We excavated sequences of packing deposit of ash mixed with pottery sherd and marl brick fragments. We knew that the Ancient Egyptian people used the ash to prevent insects from getting into the silos and eating their stored grain Archaeological evidence for the use of ash as an insecticide uncovered at Amarna, Balat and also in House E – which represents an examples of a construction technique using the properties of ash. Moreover, people in our modern villages still use the same technique of using ash in storage silos. These sequences of dumped ash deposits might also indicate that people were utilizing this packing material to support the silo walls, and prevent them from slumping out because of the pressure of the amount of stored grain.
Hanan Mahmoud and Ahmed Ali work in Space 11237 in the Silo Building Complex during season 2014.
Photo by Sayed Salah.
We need to answer many questions. Do these silos have doors and how were they filled? What is the volume or the capacity of these silos? What kind of grain was stored? Did they store many kind of grain inside? We know from the tomb scenes that silos in Ancient Egypt were usually filled from the top and emptied from the base through a small door. Can we find these doors in our silos?
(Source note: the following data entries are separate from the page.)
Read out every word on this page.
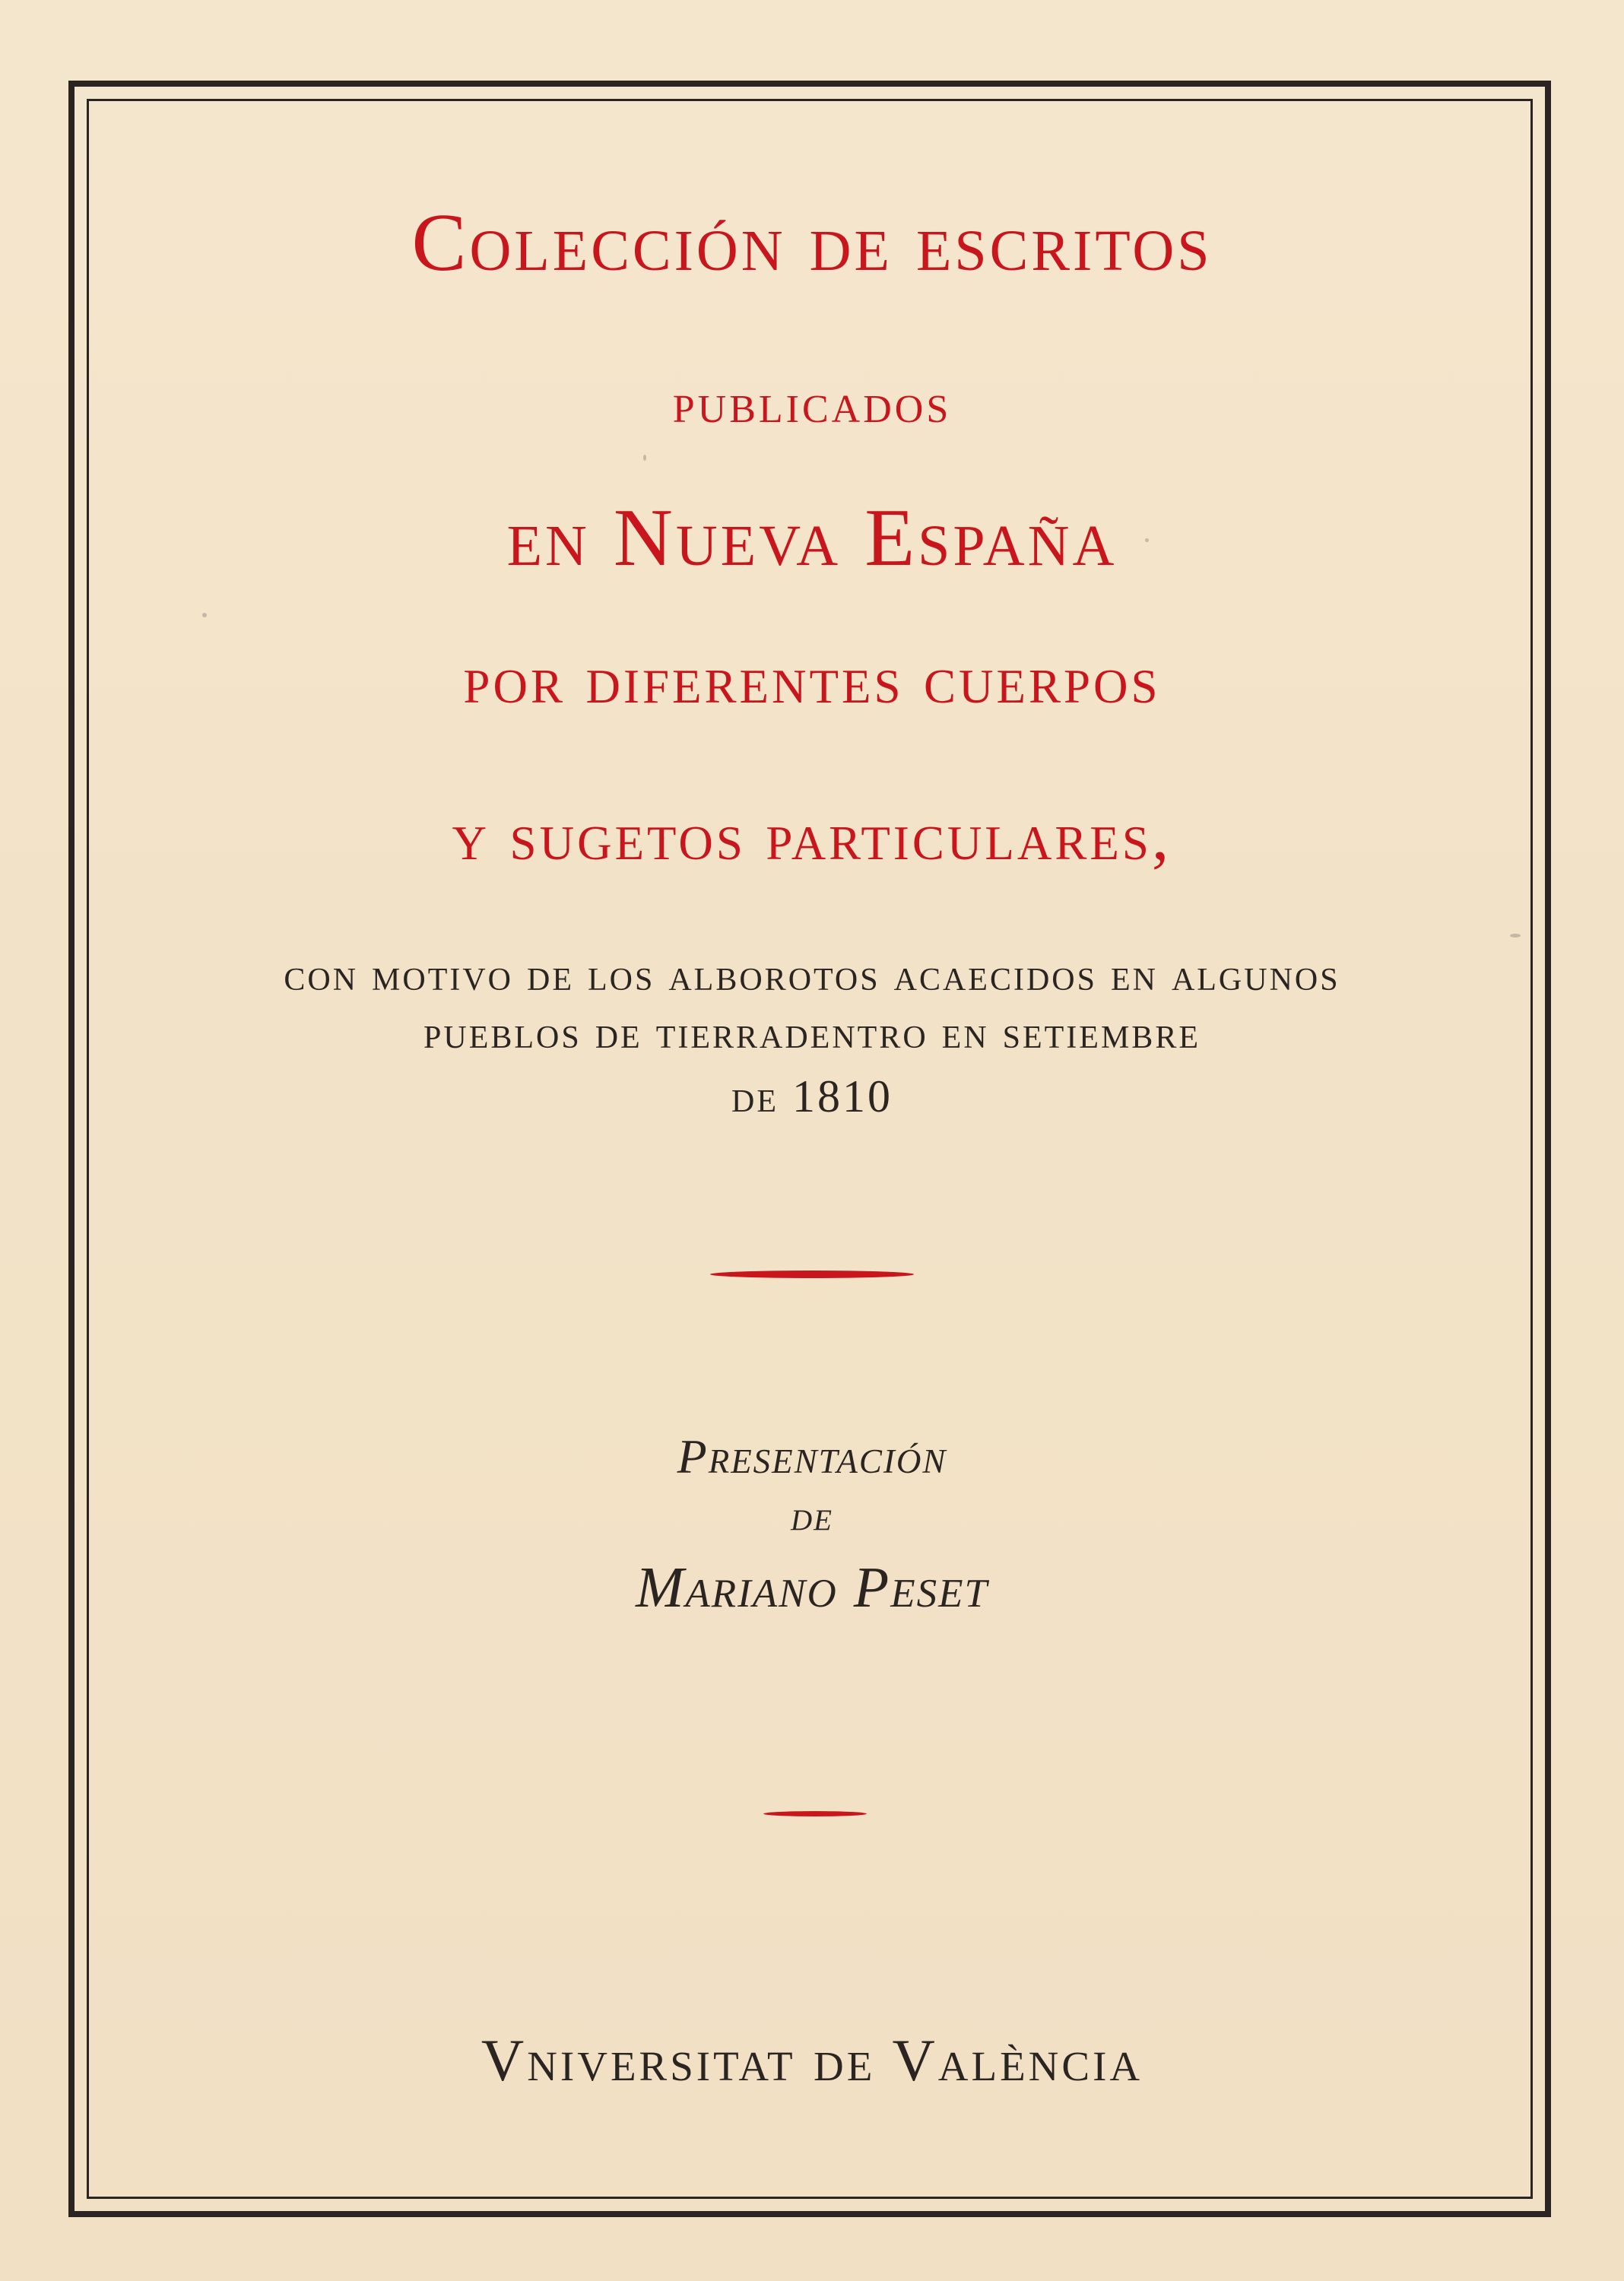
Colección de escritos
publicados
en Nueva España
por diferentes cuerpos
y sugetos particulares,
con motivo de los alborotos acaecidos en algunos
pueblos de tierradentro en setiembre
de 1810
Presentación
de
Mariano Peset
Vniversitat de València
It was a wonderful day when we found, directly outside the outer edge of one of these rounded silos, an inscribed limestone plaque with the hieroglyphic with word smyt. This could mean desert or necropolis, and make us wonder if the silo could contain grain allocated to the necropolis. Whether me or Rabee work in SBC I hope we can add a lot of information to what we know of the daily life of the Ancient Egyptian people.